TNF-α seems to play a role in the physiopathology of blood hypertension (BHP) associated with obesity and insulin resistance, as it inhibits insulin dependent glucose uptake by interfering with its signaling [30, 127].

13. Interleukin 1 (IL-1)

IL-1 is an obesity and insulin resistance associated cytokine, produced by several types of cells, but mainly by activated macrophages. It is a key mediator of the inflammatory response, with stimulator and inhibitor actions on some cells, even promoting apoptosis in others. It is able to promote the expression of the same genes that produce it, as well as synthesis of prostaglandins, leukotrienes, interleukin-8, and certain protooncogenes like c-fos y c-jun [146].

Insulin signaling is directly affected by IL-1 through the induction of cytokine-3 signaling suppressor (SOCS-3); it is mainly stimulated by TNF-α and catecholamines and inhibited by glucocorticoids. It has multiple effects on various tissues, acting together with IL-6 as an endogenous pyrogens, stimulating thermogenesis [147]. It is also a regulator of Protein C Reactive (PCR) hepatic production, and its increase in adipose tissue may stimulate PCR synthesis, which is another inflammatory response modulator [126, 148, 149].

In the past years, it has been demonstrated that high concentrations of glucose stimulate IL-1β production by β-cells [31], implying an effect on the development of T2DM. The evidence suggests the presence of an inflammatory process that leads to failure of the β-cell to secrete sufficient amounts of insulin in diabetic patients. Insulitis is associated with the pathologic activation of the innate inflammatory system by metabolic stress, which is mediated by IL-1 signaling causing lesions in the pancreatic parenchyma [32].
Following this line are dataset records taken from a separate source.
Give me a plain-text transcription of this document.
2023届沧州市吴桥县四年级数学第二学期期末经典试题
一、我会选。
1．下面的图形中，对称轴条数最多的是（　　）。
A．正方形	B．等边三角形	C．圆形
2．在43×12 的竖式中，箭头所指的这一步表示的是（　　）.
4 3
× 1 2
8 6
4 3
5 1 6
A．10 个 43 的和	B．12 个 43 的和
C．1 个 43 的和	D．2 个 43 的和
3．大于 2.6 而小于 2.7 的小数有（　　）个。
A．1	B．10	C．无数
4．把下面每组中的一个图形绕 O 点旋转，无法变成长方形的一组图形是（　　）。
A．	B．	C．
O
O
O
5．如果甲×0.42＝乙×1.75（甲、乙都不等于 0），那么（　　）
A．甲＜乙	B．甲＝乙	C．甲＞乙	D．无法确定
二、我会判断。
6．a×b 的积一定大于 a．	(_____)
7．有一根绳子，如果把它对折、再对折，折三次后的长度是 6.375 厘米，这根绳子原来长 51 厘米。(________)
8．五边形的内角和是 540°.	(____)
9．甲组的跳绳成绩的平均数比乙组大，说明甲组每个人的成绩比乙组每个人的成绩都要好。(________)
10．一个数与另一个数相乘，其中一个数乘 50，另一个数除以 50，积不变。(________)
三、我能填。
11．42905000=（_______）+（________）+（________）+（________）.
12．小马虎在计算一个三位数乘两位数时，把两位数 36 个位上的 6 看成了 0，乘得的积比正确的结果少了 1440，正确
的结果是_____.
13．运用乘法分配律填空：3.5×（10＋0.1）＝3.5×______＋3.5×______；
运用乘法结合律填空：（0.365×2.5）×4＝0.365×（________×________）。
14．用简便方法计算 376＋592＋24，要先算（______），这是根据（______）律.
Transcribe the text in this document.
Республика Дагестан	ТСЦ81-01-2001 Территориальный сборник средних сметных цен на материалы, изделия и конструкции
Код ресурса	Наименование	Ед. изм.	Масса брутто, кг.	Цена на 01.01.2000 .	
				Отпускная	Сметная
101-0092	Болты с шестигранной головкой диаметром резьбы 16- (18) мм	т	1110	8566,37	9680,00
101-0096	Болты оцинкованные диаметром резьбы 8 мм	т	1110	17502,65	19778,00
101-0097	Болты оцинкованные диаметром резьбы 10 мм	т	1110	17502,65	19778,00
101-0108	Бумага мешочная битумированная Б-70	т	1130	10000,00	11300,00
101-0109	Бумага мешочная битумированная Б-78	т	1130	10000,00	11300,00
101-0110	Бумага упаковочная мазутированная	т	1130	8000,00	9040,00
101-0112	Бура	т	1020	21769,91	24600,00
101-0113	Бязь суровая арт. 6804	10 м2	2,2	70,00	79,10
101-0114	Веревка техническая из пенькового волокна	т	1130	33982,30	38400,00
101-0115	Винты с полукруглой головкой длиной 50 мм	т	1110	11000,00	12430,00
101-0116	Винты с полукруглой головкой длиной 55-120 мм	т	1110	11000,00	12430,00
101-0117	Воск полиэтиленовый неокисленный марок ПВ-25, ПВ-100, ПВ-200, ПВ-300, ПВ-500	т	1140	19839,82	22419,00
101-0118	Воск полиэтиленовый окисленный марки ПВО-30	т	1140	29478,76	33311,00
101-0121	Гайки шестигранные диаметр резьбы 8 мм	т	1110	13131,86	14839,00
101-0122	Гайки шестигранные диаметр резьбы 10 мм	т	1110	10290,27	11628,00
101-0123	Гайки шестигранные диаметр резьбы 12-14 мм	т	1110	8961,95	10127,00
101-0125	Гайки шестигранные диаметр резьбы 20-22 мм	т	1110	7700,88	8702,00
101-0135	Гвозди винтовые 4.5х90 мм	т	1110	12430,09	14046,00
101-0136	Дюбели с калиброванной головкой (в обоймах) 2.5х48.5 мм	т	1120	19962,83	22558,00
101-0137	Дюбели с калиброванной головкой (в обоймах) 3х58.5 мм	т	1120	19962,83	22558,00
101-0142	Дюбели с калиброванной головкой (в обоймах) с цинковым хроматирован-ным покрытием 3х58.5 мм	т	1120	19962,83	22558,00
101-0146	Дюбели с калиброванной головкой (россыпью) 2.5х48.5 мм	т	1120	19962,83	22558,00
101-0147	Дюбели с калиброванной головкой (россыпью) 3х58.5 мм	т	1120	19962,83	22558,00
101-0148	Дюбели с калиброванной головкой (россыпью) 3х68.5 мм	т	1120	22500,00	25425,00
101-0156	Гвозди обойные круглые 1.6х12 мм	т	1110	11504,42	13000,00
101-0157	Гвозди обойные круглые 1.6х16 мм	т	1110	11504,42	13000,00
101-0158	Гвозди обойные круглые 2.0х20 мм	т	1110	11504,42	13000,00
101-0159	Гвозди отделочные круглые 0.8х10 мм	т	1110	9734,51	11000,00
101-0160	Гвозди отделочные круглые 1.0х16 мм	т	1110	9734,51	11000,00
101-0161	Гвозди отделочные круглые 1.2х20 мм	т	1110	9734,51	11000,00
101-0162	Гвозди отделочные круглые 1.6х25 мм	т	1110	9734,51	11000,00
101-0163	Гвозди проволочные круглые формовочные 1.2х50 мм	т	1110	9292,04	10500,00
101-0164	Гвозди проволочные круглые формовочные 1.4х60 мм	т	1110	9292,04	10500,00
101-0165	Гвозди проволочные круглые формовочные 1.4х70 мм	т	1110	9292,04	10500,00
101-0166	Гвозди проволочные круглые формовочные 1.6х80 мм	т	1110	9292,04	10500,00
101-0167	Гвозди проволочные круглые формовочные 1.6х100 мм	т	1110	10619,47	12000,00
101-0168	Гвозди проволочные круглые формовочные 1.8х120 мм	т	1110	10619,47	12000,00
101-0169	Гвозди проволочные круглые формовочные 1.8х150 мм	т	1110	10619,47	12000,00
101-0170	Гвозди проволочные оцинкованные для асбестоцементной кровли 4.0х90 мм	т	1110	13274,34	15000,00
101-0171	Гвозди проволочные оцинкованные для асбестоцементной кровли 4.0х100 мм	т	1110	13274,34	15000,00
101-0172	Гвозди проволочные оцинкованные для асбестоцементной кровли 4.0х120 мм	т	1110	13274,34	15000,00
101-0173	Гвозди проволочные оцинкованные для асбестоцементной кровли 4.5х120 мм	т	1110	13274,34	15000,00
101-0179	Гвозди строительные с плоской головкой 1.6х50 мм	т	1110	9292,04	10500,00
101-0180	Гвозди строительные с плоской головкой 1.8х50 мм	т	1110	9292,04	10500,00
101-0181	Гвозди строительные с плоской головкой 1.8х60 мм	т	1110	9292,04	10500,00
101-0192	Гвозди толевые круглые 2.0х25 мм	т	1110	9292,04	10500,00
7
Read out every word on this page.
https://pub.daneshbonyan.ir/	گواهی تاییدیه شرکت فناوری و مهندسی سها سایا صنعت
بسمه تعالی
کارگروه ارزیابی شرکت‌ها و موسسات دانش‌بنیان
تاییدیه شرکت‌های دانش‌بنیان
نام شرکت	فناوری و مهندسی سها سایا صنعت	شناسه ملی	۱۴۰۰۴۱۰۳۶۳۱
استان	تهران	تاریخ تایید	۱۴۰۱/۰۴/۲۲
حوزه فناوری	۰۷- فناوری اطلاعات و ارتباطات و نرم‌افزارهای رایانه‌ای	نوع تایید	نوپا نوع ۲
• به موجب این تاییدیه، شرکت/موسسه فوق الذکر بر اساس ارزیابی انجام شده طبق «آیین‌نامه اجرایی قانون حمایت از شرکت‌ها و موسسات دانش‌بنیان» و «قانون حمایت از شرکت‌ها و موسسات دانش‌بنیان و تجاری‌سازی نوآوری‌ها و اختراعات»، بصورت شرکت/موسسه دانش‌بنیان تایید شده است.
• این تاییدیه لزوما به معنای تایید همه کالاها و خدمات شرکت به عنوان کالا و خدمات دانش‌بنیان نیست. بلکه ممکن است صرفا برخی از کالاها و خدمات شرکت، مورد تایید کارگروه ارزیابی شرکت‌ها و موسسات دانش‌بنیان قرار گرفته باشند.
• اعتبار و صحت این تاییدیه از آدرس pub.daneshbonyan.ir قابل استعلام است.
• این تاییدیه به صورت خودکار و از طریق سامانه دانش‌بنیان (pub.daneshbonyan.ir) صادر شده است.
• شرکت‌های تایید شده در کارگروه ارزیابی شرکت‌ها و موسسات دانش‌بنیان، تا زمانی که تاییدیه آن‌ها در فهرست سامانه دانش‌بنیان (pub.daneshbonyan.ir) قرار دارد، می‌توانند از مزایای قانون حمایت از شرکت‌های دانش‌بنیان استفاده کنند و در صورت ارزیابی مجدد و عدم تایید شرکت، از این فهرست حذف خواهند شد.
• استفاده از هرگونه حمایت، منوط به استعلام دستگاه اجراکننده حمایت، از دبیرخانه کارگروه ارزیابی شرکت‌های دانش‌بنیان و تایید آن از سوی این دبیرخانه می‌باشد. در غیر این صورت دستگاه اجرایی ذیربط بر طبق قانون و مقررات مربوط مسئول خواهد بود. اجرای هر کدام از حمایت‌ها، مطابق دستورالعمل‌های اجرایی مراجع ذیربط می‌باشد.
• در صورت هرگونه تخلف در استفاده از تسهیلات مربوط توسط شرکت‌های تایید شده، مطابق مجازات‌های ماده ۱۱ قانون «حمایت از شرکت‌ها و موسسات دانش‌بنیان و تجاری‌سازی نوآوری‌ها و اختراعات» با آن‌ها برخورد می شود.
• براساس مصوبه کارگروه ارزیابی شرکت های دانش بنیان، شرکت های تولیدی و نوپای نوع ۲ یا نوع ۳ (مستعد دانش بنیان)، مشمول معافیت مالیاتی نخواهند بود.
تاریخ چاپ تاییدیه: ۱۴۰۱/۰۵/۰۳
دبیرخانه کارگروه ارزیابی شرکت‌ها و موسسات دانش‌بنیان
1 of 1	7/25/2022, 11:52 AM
Overnutrition is the main cause of Type 2 diabetes. Exposure of pancreatic islets to glucose or free fatty acids induces production and release of IL-1β [33, 146, 150], which may also be induced by leptin [151]. IL-1β gene expression has been found to be 100 times increased in beta cells of islets from T2DM patients compared to nondiabetic controls [33].

Fatty acids from adipocytes, which are also a source of IL-1β [152], could amplify these signals by self-activation through their own IL-1 [33, 153].

14. Conclusions

Recent epidemiological studies have associated total fat intake (saturated, mono, and poly-unsaturated fats) with T2DM; however, the type of fat could influence insulin metabolism positively, as can be observed when saturated fat is replaced with monounsaturated fat in the diet, improving considerably insulin action. There are several studies that demonstrate the beneficial effect of polyunsaturated fatty acid supplementation (n-3) in patients with active inflammatory processes and others that report that physiologic concentrations of certain fatty acids can modulate the inflammatory response modifying the evolution of some diseases including Type 2 diabetes. On the other hand, some epidemiological studies have recently reported an increase in serum 25-hydroxivitamin D (25-OH vitamin D) deficiency in diabetic populations. The etiology of this deficiency has been considered multifactorial and ethnicity is one of these factors; low 25-OH vitamin D concentrations may have an important role in the pathogenesis of T2DM, although the mechanisms are not yet clear. Some of these alterations are resumed in Figure 1.

Conflict of Interests

The authors declare that there is no conflict of interests regarding the publication of this paper.